During the Thirty Years' War on 21 April 1647, a battle between Swedish (led by Arvid Wittenberg) and Habsburg armies took place here. Swedish army was defeated and retreated from the region afterwards. On the spot of Swedish mass grave a chapel was erected.

After Revolutions of 1848 in the Austrian Empire a modern municipal division was introduced in the re-established Austrian Silesia. The village as a municipality was subscribed to the political and legal district of Cieszyn. According to the censuses conducted in 1880–1910 the population of the municipality grew from 811 in 1880 to 1,209 in 1910 with a majority being native Polish-speakers (between 91.9% and 98%) accompanied by a German-speaking minority (at most 64 or 8% in 1880) and Czech-speaking people (at most 14 or 1.2% in 1910). In terms of religion in 1910 the majority were Roman Catholics (53.4%), followed by Protestants (46.1%) and Jews (5 people).
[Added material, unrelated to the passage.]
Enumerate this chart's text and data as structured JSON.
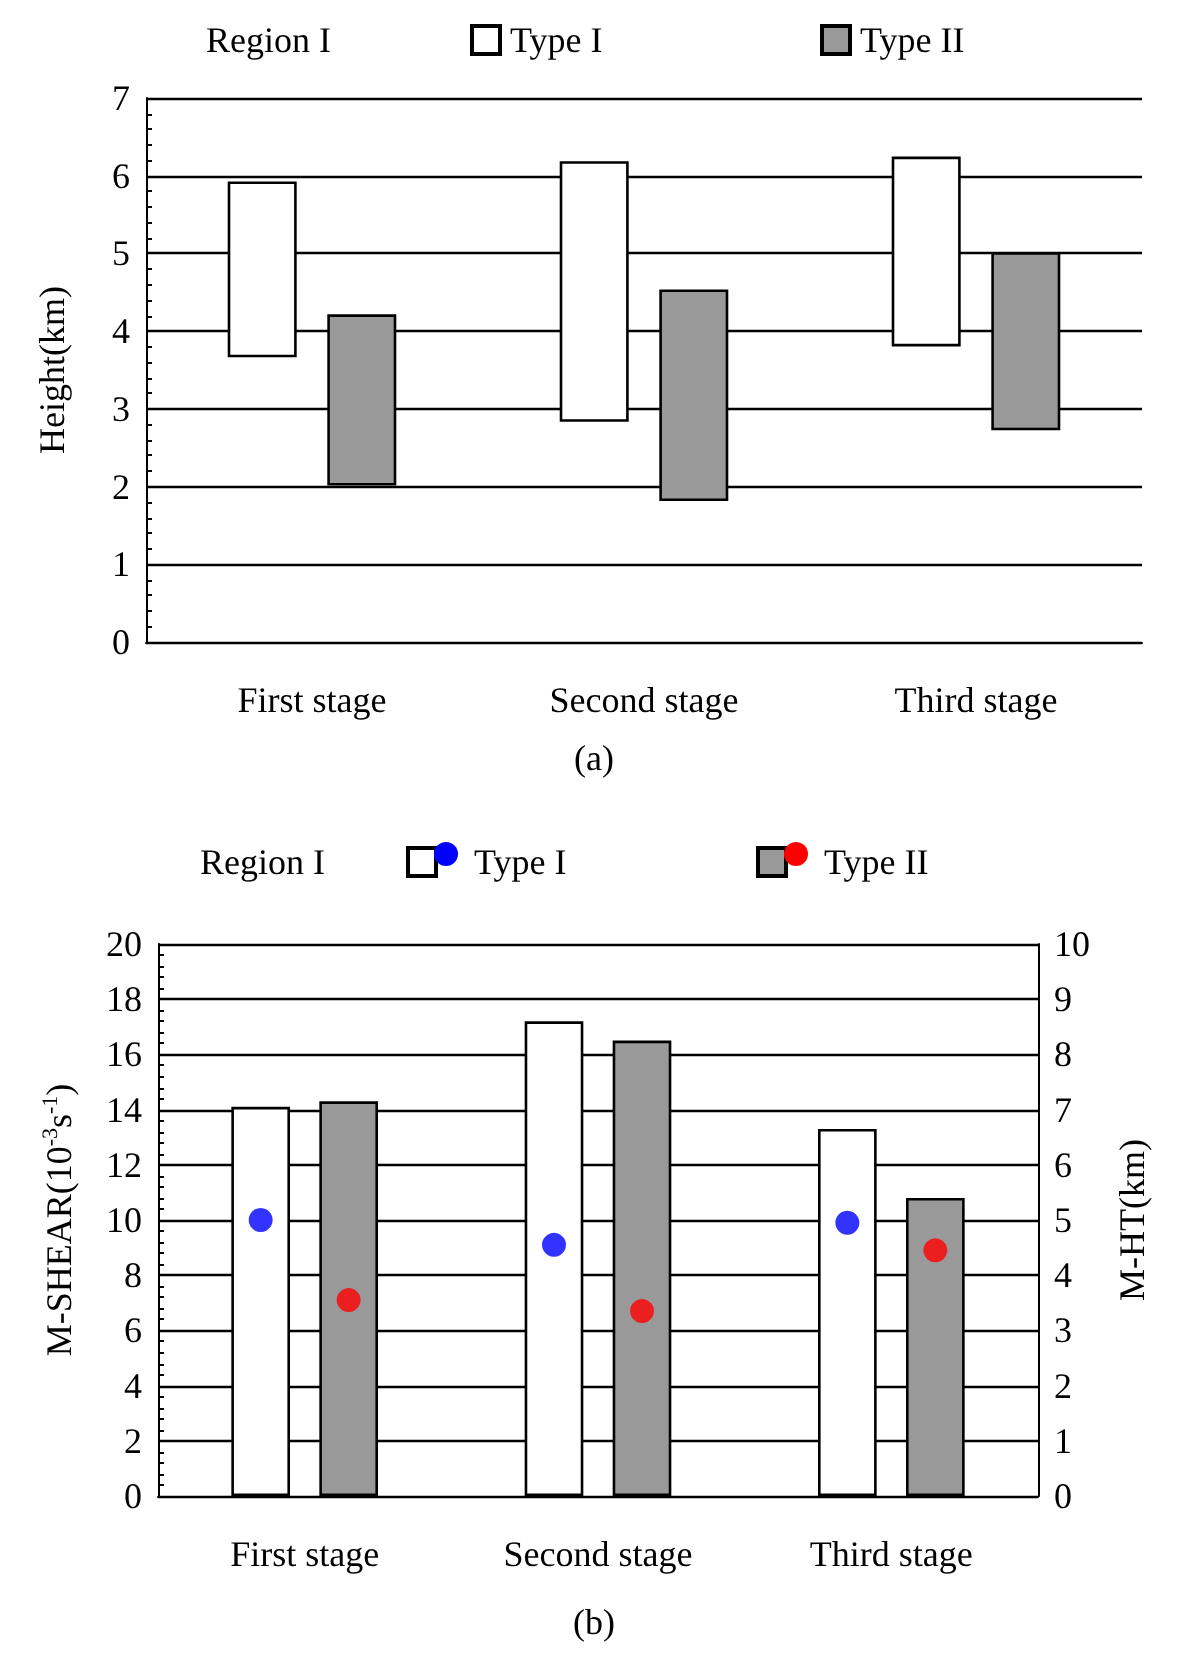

After World War I, Polish–Czechoslovak War and the division of Cieszyn Silesia in 1920, it became a part of Czechoslovakia. Following the Munich Agreement, in October 1938 together with the Zaolzie region it was annexed by Poland, administratively adjoined to Cieszyn County of Silesian Voivodeship. It was then annexed by Nazi Germany at the beginning of World War II. After the war it was restored to Czechoslovakia.